The rocket is modeled with 6 states: $x = [x, \dot{x}, y, \dot{y}, \theta, \dot{\theta}]^T$ This system is linearized around $\theta = 0$ using small angle approximation, because of this the rocket has to remain upright (within 20 degrees of 0) otherwise the system can become unstable.

To deal with the wind the state vector was augmented with the integral of the error of the position in the x and y direction. The feedback matrix was then calculated using Algebraic Riccati Equation.
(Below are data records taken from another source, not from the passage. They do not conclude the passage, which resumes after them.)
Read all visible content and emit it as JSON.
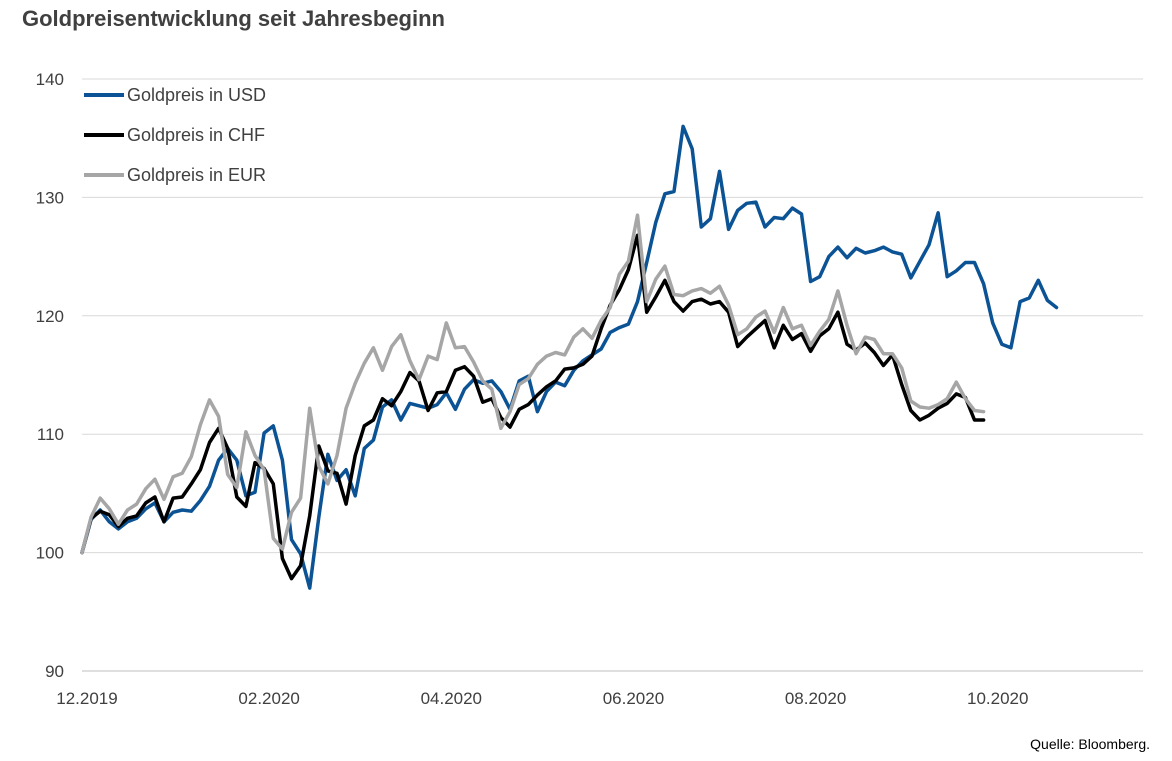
{
  "title": "Goldpreisentwicklung seit Jahresbeginn",
  "source": "Quelle: Bloomberg.",
  "colors": {
    "usd": "#0b5394",
    "chf": "#000000",
    "eur": "#a6a6a6",
    "grid": "#d9d9d9",
    "axis": "#bfbfbf"
  },
  "chart_data": {
    "type": "line",
    "ylim": [
      90,
      140
    ],
    "yticks": [
      90,
      100,
      110,
      120,
      130,
      140
    ],
    "xlim": [
      0,
      233
    ],
    "xticks": [
      {
        "x": 0,
        "label": "12.2019"
      },
      {
        "x": 40,
        "label": "02.2020"
      },
      {
        "x": 80,
        "label": "04.2020"
      },
      {
        "x": 120,
        "label": "06.2020"
      },
      {
        "x": 160,
        "label": "08.2020"
      },
      {
        "x": 200,
        "label": "10.2020"
      }
    ],
    "grid": true,
    "legend_position": "top-left",
    "series": [
      {
        "name": "Goldpreis in USD",
        "key": "usd",
        "points": [
          [
            0,
            100
          ],
          [
            2,
            102.8
          ],
          [
            4,
            103.6
          ],
          [
            6,
            102.6
          ],
          [
            8,
            102
          ],
          [
            10,
            102.6
          ],
          [
            12,
            102.9
          ],
          [
            14,
            103.7
          ],
          [
            16,
            104.2
          ],
          [
            18,
            102.6
          ],
          [
            20,
            103.4
          ],
          [
            22,
            103.6
          ],
          [
            24,
            103.5
          ],
          [
            26,
            104.4
          ],
          [
            28,
            105.6
          ],
          [
            30,
            107.8
          ],
          [
            32,
            108.8
          ],
          [
            34,
            107.8
          ],
          [
            36,
            104.8
          ],
          [
            38,
            105.1
          ],
          [
            40,
            110.1
          ],
          [
            42,
            110.7
          ],
          [
            44,
            107.8
          ],
          [
            46,
            101.1
          ],
          [
            48,
            99.9
          ],
          [
            50,
            97
          ],
          [
            52,
            103
          ],
          [
            54,
            108.3
          ],
          [
            56,
            106.1
          ],
          [
            58,
            107
          ],
          [
            60,
            104.8
          ],
          [
            62,
            108.8
          ],
          [
            64,
            109.5
          ],
          [
            66,
            112.3
          ],
          [
            68,
            112.9
          ],
          [
            70,
            111.2
          ],
          [
            72,
            112.6
          ],
          [
            74,
            112.4
          ],
          [
            76,
            112.2
          ],
          [
            78,
            112.5
          ],
          [
            80,
            113.5
          ],
          [
            82,
            112.1
          ],
          [
            84,
            113.8
          ],
          [
            86,
            114.6
          ],
          [
            88,
            114.3
          ],
          [
            90,
            114.5
          ],
          [
            92,
            113.6
          ],
          [
            94,
            112.1
          ],
          [
            96,
            114.5
          ],
          [
            98,
            114.9
          ],
          [
            100,
            111.9
          ],
          [
            102,
            113.6
          ],
          [
            104,
            114.4
          ],
          [
            106,
            114.1
          ],
          [
            108,
            115.4
          ],
          [
            110,
            116.2
          ],
          [
            112,
            116.7
          ],
          [
            114,
            117.2
          ],
          [
            116,
            118.6
          ],
          [
            118,
            119
          ],
          [
            120,
            119.3
          ],
          [
            122,
            121.2
          ],
          [
            124,
            124.5
          ],
          [
            126,
            127.9
          ],
          [
            128,
            130.3
          ],
          [
            130,
            130.5
          ],
          [
            132,
            136
          ],
          [
            134,
            134.1
          ],
          [
            136,
            127.5
          ],
          [
            138,
            128.2
          ],
          [
            140,
            132.2
          ],
          [
            142,
            127.3
          ],
          [
            144,
            128.9
          ],
          [
            146,
            129.5
          ],
          [
            148,
            129.6
          ],
          [
            150,
            127.5
          ],
          [
            152,
            128.3
          ],
          [
            154,
            128.2
          ],
          [
            156,
            129.1
          ],
          [
            158,
            128.6
          ],
          [
            160,
            122.9
          ],
          [
            162,
            123.3
          ],
          [
            164,
            125
          ],
          [
            166,
            125.8
          ],
          [
            168,
            124.9
          ],
          [
            170,
            125.7
          ],
          [
            172,
            125.3
          ],
          [
            174,
            125.5
          ],
          [
            176,
            125.8
          ],
          [
            178,
            125.4
          ],
          [
            180,
            125.2
          ],
          [
            182,
            123.2
          ],
          [
            184,
            124.6
          ],
          [
            186,
            126
          ],
          [
            188,
            128.7
          ],
          [
            190,
            123.3
          ],
          [
            192,
            123.8
          ],
          [
            194,
            124.5
          ],
          [
            196,
            124.5
          ],
          [
            198,
            122.7
          ],
          [
            200,
            119.4
          ],
          [
            202,
            117.6
          ],
          [
            204,
            117.3
          ],
          [
            206,
            121.2
          ],
          [
            208,
            121.5
          ],
          [
            210,
            123
          ],
          [
            212,
            121.3
          ],
          [
            214,
            120.7
          ]
        ]
      },
      {
        "name": "Goldpreis in CHF",
        "key": "chf",
        "points": [
          [
            0,
            100
          ],
          [
            2,
            102.9
          ],
          [
            4,
            103.5
          ],
          [
            6,
            103.2
          ],
          [
            8,
            102.2
          ],
          [
            10,
            102.9
          ],
          [
            12,
            103.1
          ],
          [
            14,
            104.2
          ],
          [
            16,
            104.7
          ],
          [
            18,
            102.6
          ],
          [
            20,
            104.6
          ],
          [
            22,
            104.7
          ],
          [
            24,
            105.8
          ],
          [
            26,
            107
          ],
          [
            28,
            109.3
          ],
          [
            30,
            110.5
          ],
          [
            32,
            108.8
          ],
          [
            34,
            104.7
          ],
          [
            36,
            103.9
          ],
          [
            38,
            107.6
          ],
          [
            40,
            107.1
          ],
          [
            42,
            105.8
          ],
          [
            44,
            99.5
          ],
          [
            46,
            97.8
          ],
          [
            48,
            98.9
          ],
          [
            50,
            103.1
          ],
          [
            52,
            109
          ],
          [
            54,
            106.9
          ],
          [
            56,
            106.7
          ],
          [
            58,
            104.1
          ],
          [
            60,
            108.2
          ],
          [
            62,
            110.7
          ],
          [
            64,
            111.2
          ],
          [
            66,
            113
          ],
          [
            68,
            112.4
          ],
          [
            70,
            113.6
          ],
          [
            72,
            115.2
          ],
          [
            74,
            114.5
          ],
          [
            76,
            112
          ],
          [
            78,
            113.5
          ],
          [
            80,
            113.6
          ],
          [
            82,
            115.4
          ],
          [
            84,
            115.7
          ],
          [
            86,
            114.9
          ],
          [
            88,
            112.7
          ],
          [
            90,
            113
          ],
          [
            92,
            111.4
          ],
          [
            94,
            110.6
          ],
          [
            96,
            112.1
          ],
          [
            98,
            112.5
          ],
          [
            100,
            113.3
          ],
          [
            102,
            114
          ],
          [
            104,
            114.5
          ],
          [
            106,
            115.5
          ],
          [
            108,
            115.6
          ],
          [
            110,
            115.9
          ],
          [
            112,
            116.6
          ],
          [
            114,
            118.9
          ],
          [
            116,
            120.9
          ],
          [
            118,
            122.2
          ],
          [
            120,
            123.9
          ],
          [
            122,
            126.8
          ],
          [
            124,
            120.3
          ],
          [
            126,
            121.6
          ],
          [
            128,
            123
          ],
          [
            130,
            121.2
          ],
          [
            132,
            120.4
          ],
          [
            134,
            121.2
          ],
          [
            136,
            121.4
          ],
          [
            138,
            121
          ],
          [
            140,
            121.2
          ],
          [
            142,
            120.3
          ],
          [
            144,
            117.4
          ],
          [
            146,
            118.2
          ],
          [
            148,
            118.9
          ],
          [
            150,
            119.6
          ],
          [
            152,
            117.3
          ],
          [
            154,
            119.2
          ],
          [
            156,
            118
          ],
          [
            158,
            118.5
          ],
          [
            160,
            117
          ],
          [
            162,
            118.3
          ],
          [
            164,
            118.9
          ],
          [
            166,
            120.3
          ],
          [
            168,
            117.6
          ],
          [
            170,
            117.1
          ],
          [
            172,
            117.7
          ],
          [
            174,
            116.9
          ],
          [
            176,
            115.8
          ],
          [
            178,
            116.7
          ],
          [
            180,
            114.2
          ],
          [
            182,
            112
          ],
          [
            184,
            111.2
          ],
          [
            186,
            111.6
          ],
          [
            188,
            112.2
          ],
          [
            190,
            112.6
          ],
          [
            192,
            113.4
          ],
          [
            194,
            113.1
          ],
          [
            196,
            111.2
          ],
          [
            198,
            111.2
          ]
        ]
      },
      {
        "name": "Goldpreis in EUR",
        "key": "eur",
        "points": [
          [
            0,
            100
          ],
          [
            2,
            103
          ],
          [
            4,
            104.6
          ],
          [
            6,
            103.7
          ],
          [
            8,
            102.4
          ],
          [
            10,
            103.6
          ],
          [
            12,
            104.1
          ],
          [
            14,
            105.4
          ],
          [
            16,
            106.2
          ],
          [
            18,
            104.5
          ],
          [
            20,
            106.4
          ],
          [
            22,
            106.7
          ],
          [
            24,
            108.1
          ],
          [
            26,
            110.8
          ],
          [
            28,
            112.9
          ],
          [
            30,
            111.5
          ],
          [
            32,
            106.6
          ],
          [
            34,
            105.5
          ],
          [
            36,
            110.2
          ],
          [
            38,
            108.2
          ],
          [
            40,
            107
          ],
          [
            42,
            101.2
          ],
          [
            44,
            100.3
          ],
          [
            46,
            103.4
          ],
          [
            48,
            104.6
          ],
          [
            50,
            112.2
          ],
          [
            52,
            107.3
          ],
          [
            54,
            105.8
          ],
          [
            56,
            108.2
          ],
          [
            58,
            112.2
          ],
          [
            60,
            114.3
          ],
          [
            62,
            116
          ],
          [
            64,
            117.3
          ],
          [
            66,
            115.4
          ],
          [
            68,
            117.4
          ],
          [
            70,
            118.4
          ],
          [
            72,
            116.2
          ],
          [
            74,
            114.6
          ],
          [
            76,
            116.6
          ],
          [
            78,
            116.3
          ],
          [
            80,
            119.4
          ],
          [
            82,
            117.3
          ],
          [
            84,
            117.4
          ],
          [
            86,
            116.1
          ],
          [
            88,
            114.5
          ],
          [
            90,
            113.8
          ],
          [
            92,
            110.5
          ],
          [
            94,
            111.9
          ],
          [
            96,
            114.2
          ],
          [
            98,
            114.7
          ],
          [
            100,
            115.9
          ],
          [
            102,
            116.6
          ],
          [
            104,
            116.9
          ],
          [
            106,
            116.7
          ],
          [
            108,
            118.2
          ],
          [
            110,
            118.9
          ],
          [
            112,
            118.1
          ],
          [
            114,
            119.6
          ],
          [
            116,
            120.7
          ],
          [
            118,
            123.5
          ],
          [
            120,
            124.6
          ],
          [
            122,
            128.5
          ],
          [
            124,
            121.2
          ],
          [
            126,
            123.1
          ],
          [
            128,
            124.2
          ],
          [
            130,
            121.8
          ],
          [
            132,
            121.7
          ],
          [
            134,
            122.1
          ],
          [
            136,
            122.3
          ],
          [
            138,
            121.9
          ],
          [
            140,
            122.5
          ],
          [
            142,
            120.9
          ],
          [
            144,
            118.4
          ],
          [
            146,
            118.9
          ],
          [
            148,
            119.9
          ],
          [
            150,
            120.4
          ],
          [
            152,
            118.6
          ],
          [
            154,
            120.7
          ],
          [
            156,
            118.9
          ],
          [
            158,
            119.2
          ],
          [
            160,
            117.5
          ],
          [
            162,
            118.7
          ],
          [
            164,
            119.7
          ],
          [
            166,
            122.1
          ],
          [
            168,
            119.2
          ],
          [
            170,
            116.8
          ],
          [
            172,
            118.2
          ],
          [
            174,
            118
          ],
          [
            176,
            116.8
          ],
          [
            178,
            116.8
          ],
          [
            180,
            115.6
          ],
          [
            182,
            112.8
          ],
          [
            184,
            112.3
          ],
          [
            186,
            112.2
          ],
          [
            188,
            112.5
          ],
          [
            190,
            113
          ],
          [
            192,
            114.4
          ],
          [
            194,
            113
          ],
          [
            196,
            112
          ],
          [
            198,
            111.9
          ]
        ]
      }
    ]
  }
}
If the integral part is not added the rocket would be pushed by the wind and then keep flying next to the target instead of towards it.

Code

• "rocket.py": Body dynamics and the visualisation of the rocket.
• "control.py": The implementation of the integral LQR controller.
• "wind.py": The creating and implementing of the wind.
• "environment.py": Creating the area where the drone flies and adding data onto the screen.
• "graph.py": Creating a graph of the x position, y position and wind strength over time.
• "config.py": Management of all the parameters of the simulation.

Performance

The Eigenvalues of the closed loop system (A - BK) show that the all the poles are in the left plane, meaning that the system is stable: [-3.78552764+3.78609672j, -3.78552764-3.78609672j, -0.50106957+0.83320828j, -0.50106957-0.83320828j, -0.94623421+0.j, -0.44279119+0.74261001j, -0.44279119-0.74261001j, -0.84605625+0.j ]
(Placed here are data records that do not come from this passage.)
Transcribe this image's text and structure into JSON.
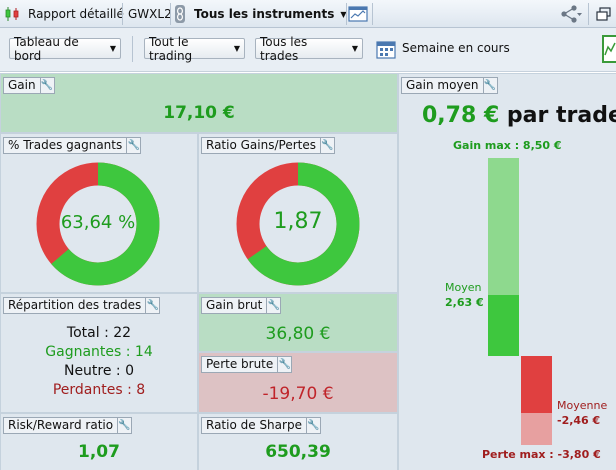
{
  "titlebar": {
    "report_label": "Rapport détaillé",
    "account_label": "GWXL2",
    "instruments_label": "Tous les instruments"
  },
  "toolbar": {
    "dashboard_label": "Tableau de bord",
    "trading_label": "Tout le trading",
    "trades_label": "Tous les trades",
    "period_label": "Semaine en cours"
  },
  "panels": {
    "gain": {
      "title": "Gain",
      "value": "17,10 €"
    },
    "winning_trades": {
      "title": "% Trades gagnants",
      "value": "63,64 %",
      "fraction": 0.6364
    },
    "gain_loss_ratio": {
      "title": "Ratio Gains/Pertes",
      "value": "1,87",
      "fraction": 0.6516
    },
    "distribution": {
      "title": "Répartition des trades",
      "total": "Total : 22",
      "winners": "Gagnantes : 14",
      "neutral": "Neutre : 0",
      "losers": "Perdantes : 8"
    },
    "gross_gain": {
      "title": "Gain brut",
      "value": "36,80 €"
    },
    "gross_loss": {
      "title": "Perte brute",
      "value": "-19,70 €"
    },
    "risk_reward": {
      "title": "Risk/Reward ratio",
      "value": "1,07"
    },
    "sharpe": {
      "title": "Ratio de Sharpe",
      "value": "650,39"
    },
    "avg_gain": {
      "title": "Gain moyen",
      "value": "0,78 €",
      "suffix": "par trade",
      "max_gain_label": "Gain max : 8,50 €",
      "avg_gain_word": "Moyen",
      "avg_gain_value": "2,63 €",
      "avg_loss_word": "Moyenne",
      "avg_loss_value": "-2,46 €",
      "max_loss_label": "Perte max : -3,80 €",
      "max_gain": 8.5,
      "avg_gain_num": 2.63,
      "max_loss": 3.8,
      "avg_loss_num": 2.46
    }
  },
  "colors": {
    "green": "#3ec73e",
    "red": "#e04040",
    "light_green": "#8ed98e",
    "light_red": "#e7a0a0"
  }
}
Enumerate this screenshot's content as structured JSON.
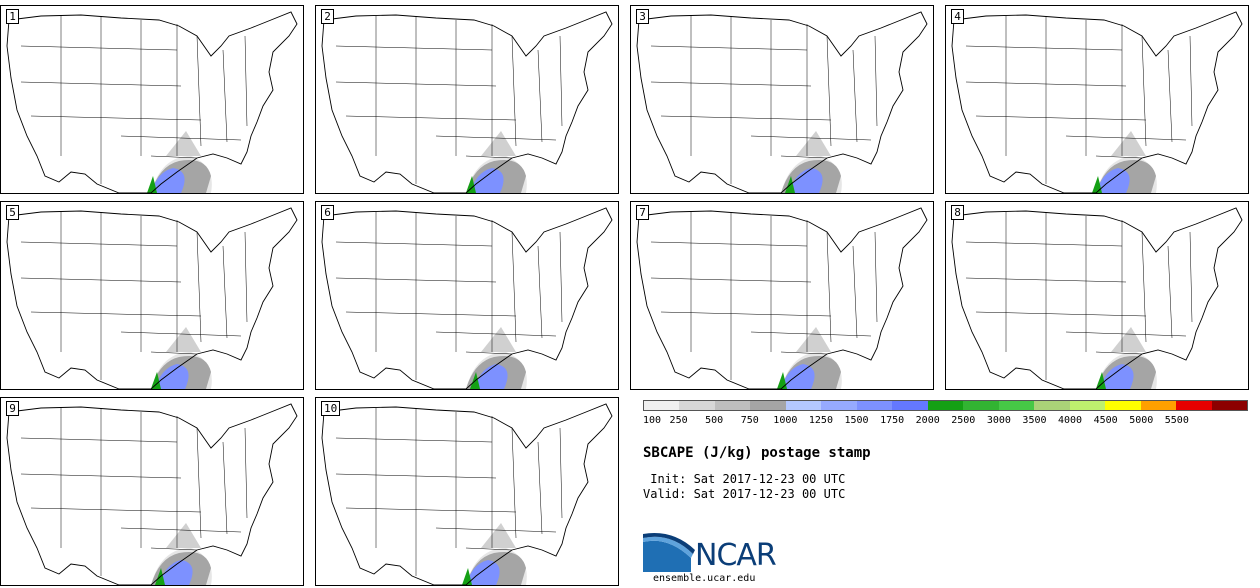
{
  "panels": [
    {
      "label": "1"
    },
    {
      "label": "2"
    },
    {
      "label": "3"
    },
    {
      "label": "4"
    },
    {
      "label": "5"
    },
    {
      "label": "6"
    },
    {
      "label": "7"
    },
    {
      "label": "8"
    },
    {
      "label": "9"
    },
    {
      "label": "10"
    }
  ],
  "legend": {
    "colors": [
      "#f0f0f0",
      "#d7d7d7",
      "#bebebe",
      "#a5a5a5",
      "#b4c8ff",
      "#96aaff",
      "#7d91ff",
      "#6478ff",
      "#14a014",
      "#32b432",
      "#46c846",
      "#aad278",
      "#bef06e",
      "#ffff00",
      "#ffa000",
      "#e60000",
      "#8c0000"
    ],
    "ticks": [
      "100",
      "250",
      "500",
      "750",
      "1000",
      "1250",
      "1500",
      "1750",
      "2000",
      "2500",
      "3000",
      "3500",
      "4000",
      "4500",
      "5000",
      "5500"
    ]
  },
  "title": "SBCAPE (J/kg) postage stamp",
  "init_line": " Init: Sat 2017-12-23 00 UTC",
  "valid_line": "Valid: Sat 2017-12-23 00 UTC",
  "logo_text": "NCAR",
  "site": "ensemble.ucar.edu"
}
Here are the graphs of 2 different runs:

In these graphs it can be seen that the rocket can stay on target, and then fly to the next target without any problems. The settling time is about 350 frames, at 60 fps is about 5.8 seconds. The steady state error is less than 20 pixels. The overshoot can be pretty high especially in the x direction when the wind is blowing in an unfavourable direction, with it being up to 100 pixels. Overall the rocket performs well.